En plazas y en colegios

El “Amagüestu” se celebra  habitualmente al aire libre, en plazas y calles de la ciudad y también es ya habitual, en los colegios, sobre todo  con los alumnos de menor edad. Desde hace tres décadas, la Sociedad protectora de La Balesquida  ha estado recuperando un “amagüestu” tradicional en el que, ya bien entrado el invierno, hacia diciembre,  reparte castañas y sidra dulce entre sus socios  en un festejo con música y juegos tradicionales en la Plaza de la Catedral o en la vecina Plaza de Porlier Pero también hay asociaciones vecinales que se van sumando a la celebración, en el mismo centro urbano,  como la del “Oviedo redondo” en la plaza Daoíz y Velarde, junto a El Fontán, y en los barrios, como la que se celebra en la Plaza del Conceyín, en La Corredoria, con degustación gratuita. Colegios públicos y privados del municipio también hacen su “amagüestu”  que habitualmente compaginan con actividades educativas en torno a las tradiciones asturianas o a introducciones sobre el campo y la agricultura.

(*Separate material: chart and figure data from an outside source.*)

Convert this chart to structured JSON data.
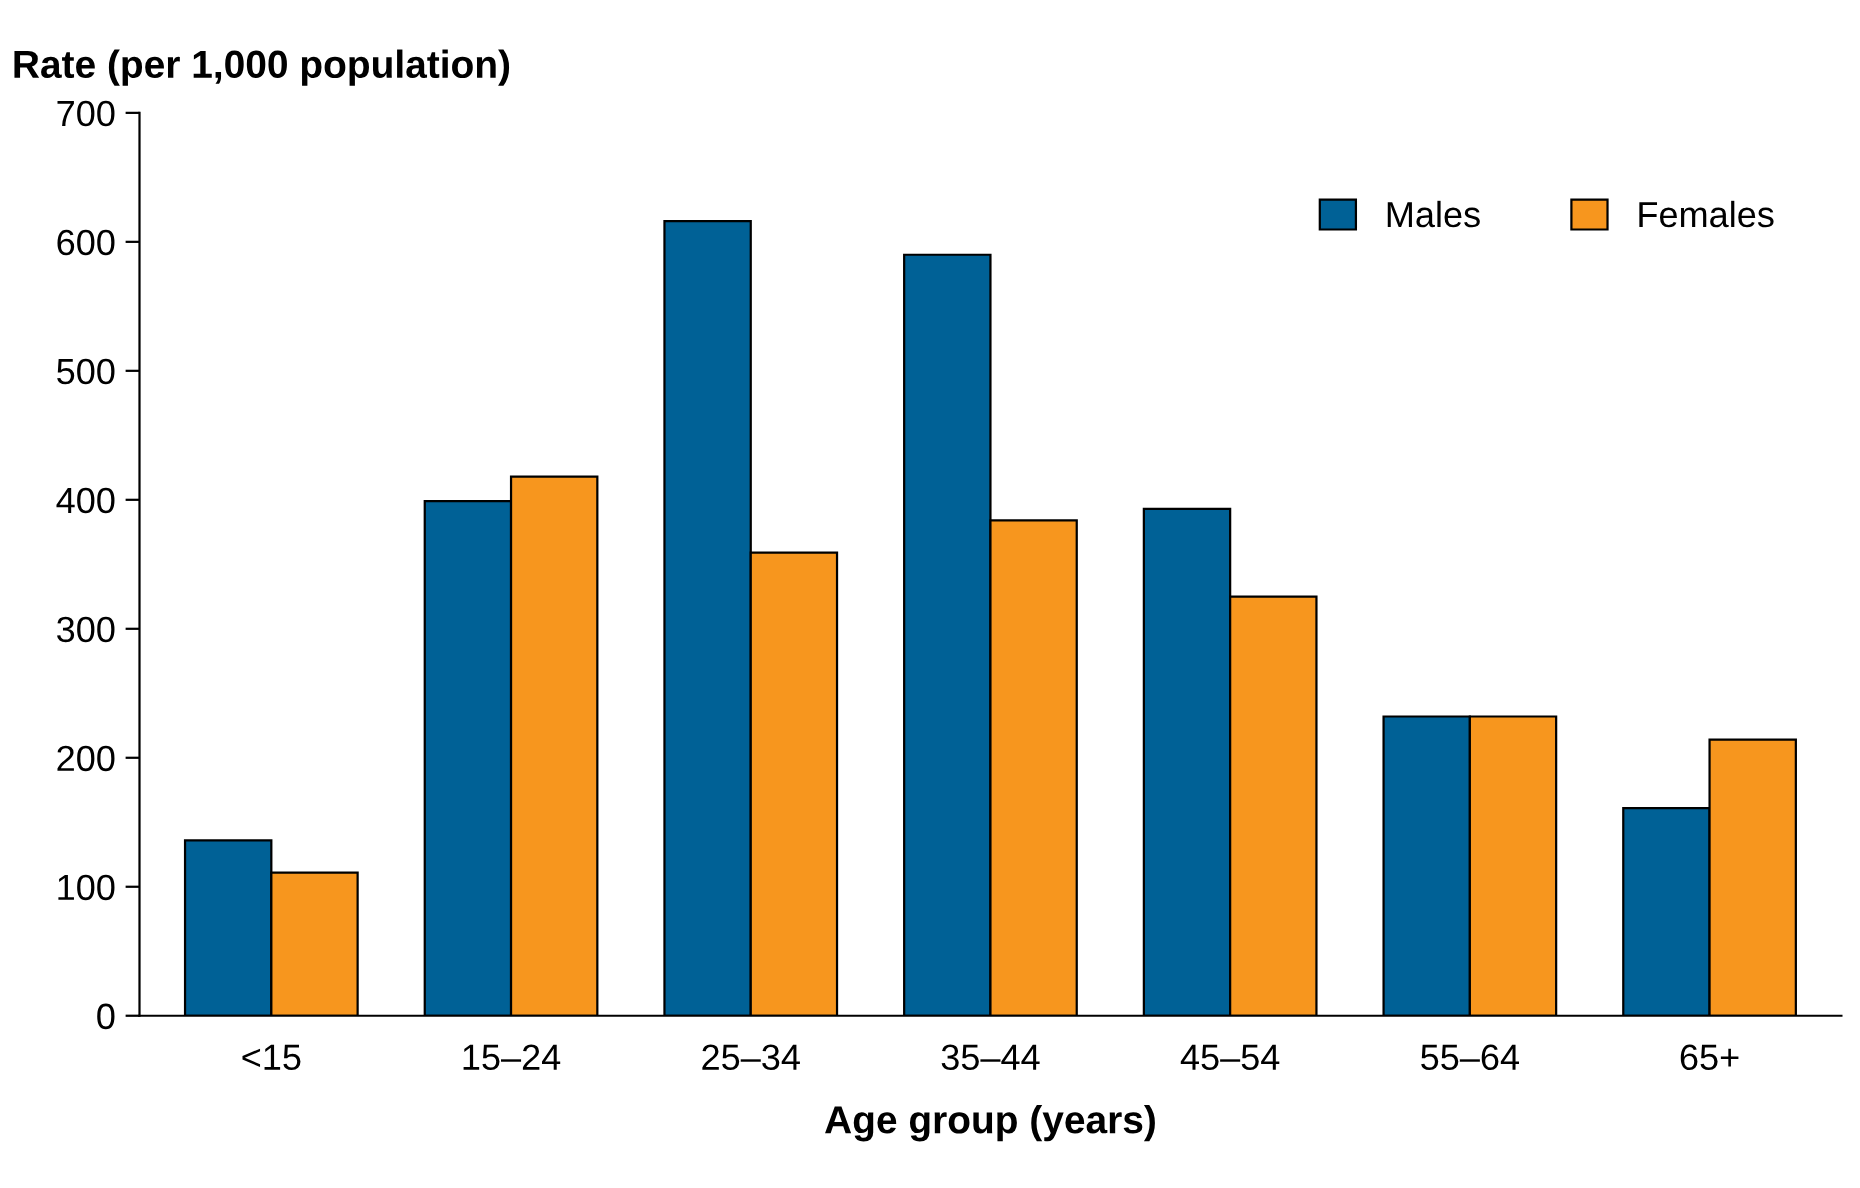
{
  "chart_data": {
    "type": "bar",
    "ylabel": "Rate (per 1,000 population)",
    "xlabel": "Age group (years)",
    "categories": [
      "<15",
      "15–24",
      "25–34",
      "35–44",
      "45–54",
      "55–64",
      "65+"
    ],
    "series": [
      {
        "name": "Males",
        "color": "#006196",
        "values": [
          136,
          399,
          616,
          590,
          393,
          232,
          161
        ]
      },
      {
        "name": "Females",
        "color": "#f7961e",
        "values": [
          111,
          418,
          359,
          384,
          325,
          232,
          214
        ]
      }
    ],
    "ylim": [
      0,
      700
    ],
    "yticks": [
      0,
      100,
      200,
      300,
      400,
      500,
      600,
      700
    ],
    "grid": false,
    "legend": "top right"
  }
}
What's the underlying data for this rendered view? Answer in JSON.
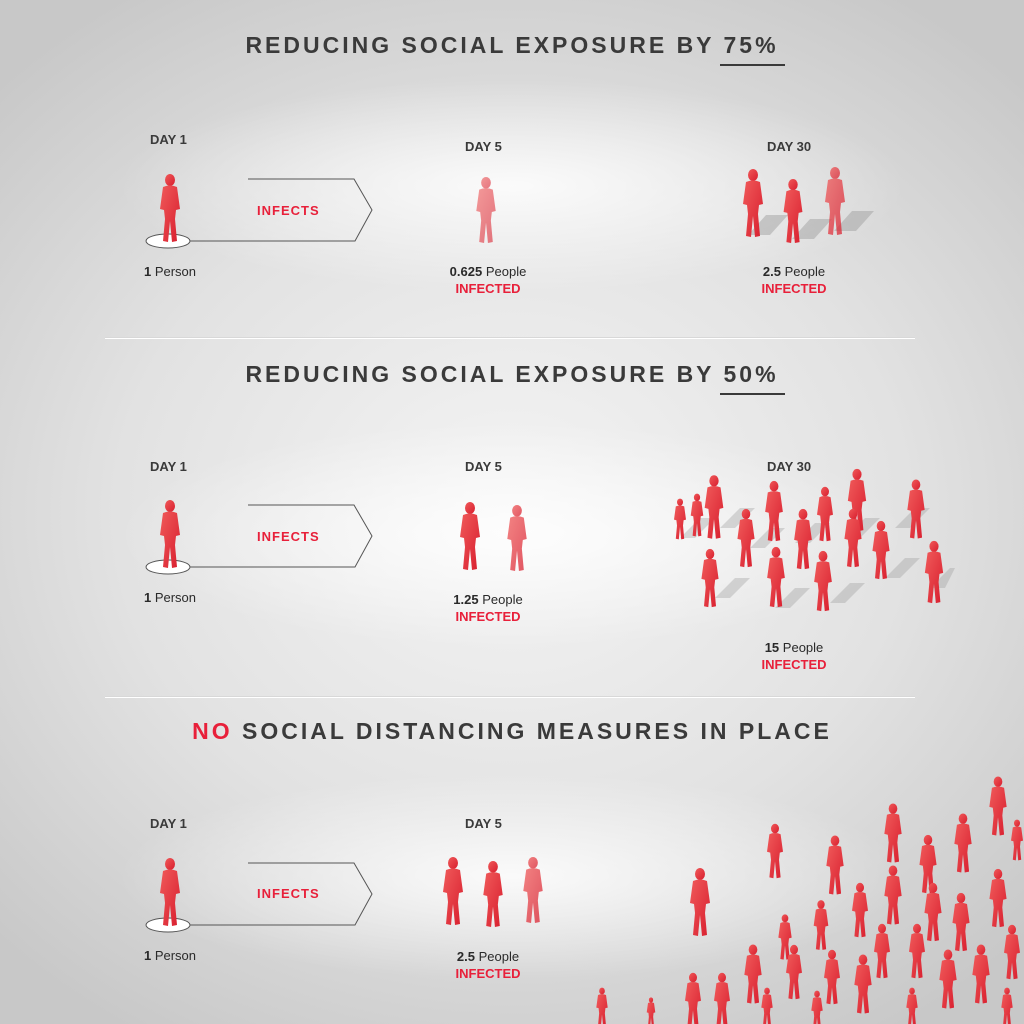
{
  "colors": {
    "accent": "#e8203a",
    "text": "#3a3a3a"
  },
  "sections": [
    {
      "heading_prefix": "REDUCING SOCIAL EXPOSURE BY ",
      "heading_pct": "75%",
      "day1": "DAY 1",
      "day5": "DAY 5",
      "day30": "DAY 30",
      "infects": "INFECTS",
      "day1_num": "1",
      "day1_unit": "Person",
      "day5_num": "0.625",
      "day5_unit": "People",
      "day5_status": "INFECTED",
      "day30_num": "2.5",
      "day30_unit": "People",
      "day30_status": "INFECTED"
    },
    {
      "heading_prefix": "REDUCING SOCIAL EXPOSURE BY ",
      "heading_pct": "50%",
      "day1": "DAY 1",
      "day5": "DAY 5",
      "day30": "DAY 30",
      "infects": "INFECTS",
      "day1_num": "1",
      "day1_unit": "Person",
      "day5_num": "1.25",
      "day5_unit": "People",
      "day5_status": "INFECTED",
      "day30_num": "15",
      "day30_unit": "People",
      "day30_status": "INFECTED"
    },
    {
      "heading_no": "NO",
      "heading_rest": " SOCIAL DISTANCING MEASURES IN PLACE",
      "day1": "DAY 1",
      "day5": "DAY 5",
      "infects": "INFECTS",
      "day1_num": "1",
      "day1_unit": "Person",
      "day5_num": "2.5",
      "day5_unit": "People",
      "day5_status": "INFECTED"
    }
  ],
  "icons": {
    "person": "person-silhouette-icon",
    "arrow": "arrow-outline-icon"
  }
}
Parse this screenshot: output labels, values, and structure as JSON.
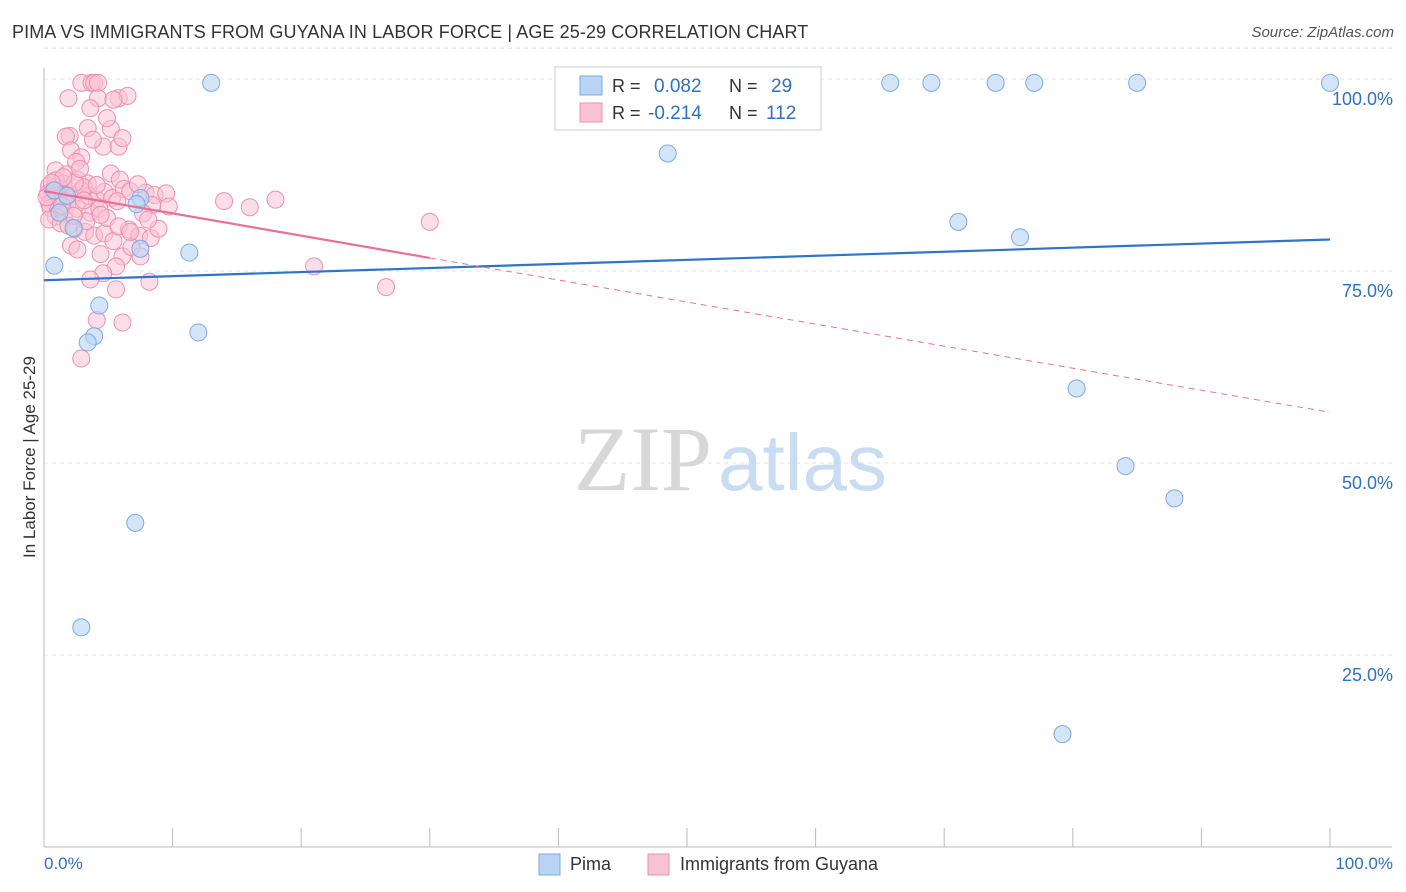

También la hostelería se ha ido sumando a la celebración, con jornadas especiales y platos con castaña entre sus ingredientes, sobre todo en postres. En Oviedo, en el “amagüestu” de la calle Gascona, el “Bulevar” de la sidra”, los hosteleros asan hasta una tonelada de castañas que luego venden en cucuruchos que ofrecen acompañados de un vaso de sidra dulce gratis.

Oviedeces
Esta sidra no se escancia

La sidra que acompaña a todas las celebraciones asturianas, también lo hace con el “amagüestu” pero en este caso es una sidra que no se escancia. Se trata de una “sidra dulce” y es el mosto que sale directamente del mallado (triturado) de la manzana tras su recolección en octubre y antes de pasarlo a los toneles para su fermentación. No tiene alcohol y de ahí que sea un consumo indicado igualmente para los niños. Se llama también “sidra del duernu” que es el recipiente de madera donde se recoge el zumo de la manzana cuando su tritura. Sanitariamente conviene que sea consumida muy reciente, y mejor a tan solo a uno o dos días de su producción. Tiene un marcado carácter artesanal.

Castaña

Oviedeces
Valduna: La mejor es vecina

La producción de castañas fue antiguamente abundante en Asturias y el fruto,  componente de la dieta de las clases más populares por su aporte de calorías. Aunque la producción fue decayendo, desde hace años hay una recuperación, apoyada, como en tantos casos en la agricultura de Asturias de las investigaciones del Servicio regional de Desarrollo Agroalimenatrio, el Serida. Aunque hay hasta once variedades de castañas autóctona con protección, las más “famosa” es la Valduna. Esta clase de castaña (gran tamaño, buen sabor y en el exterior, color rojizo y brillo como de barniz) toma su nombre de la parroquia de Valduna,. En el vecino concejo de Las Regueras, donde se celebra uno de los festivales de la castaña que se organizan en Asturias.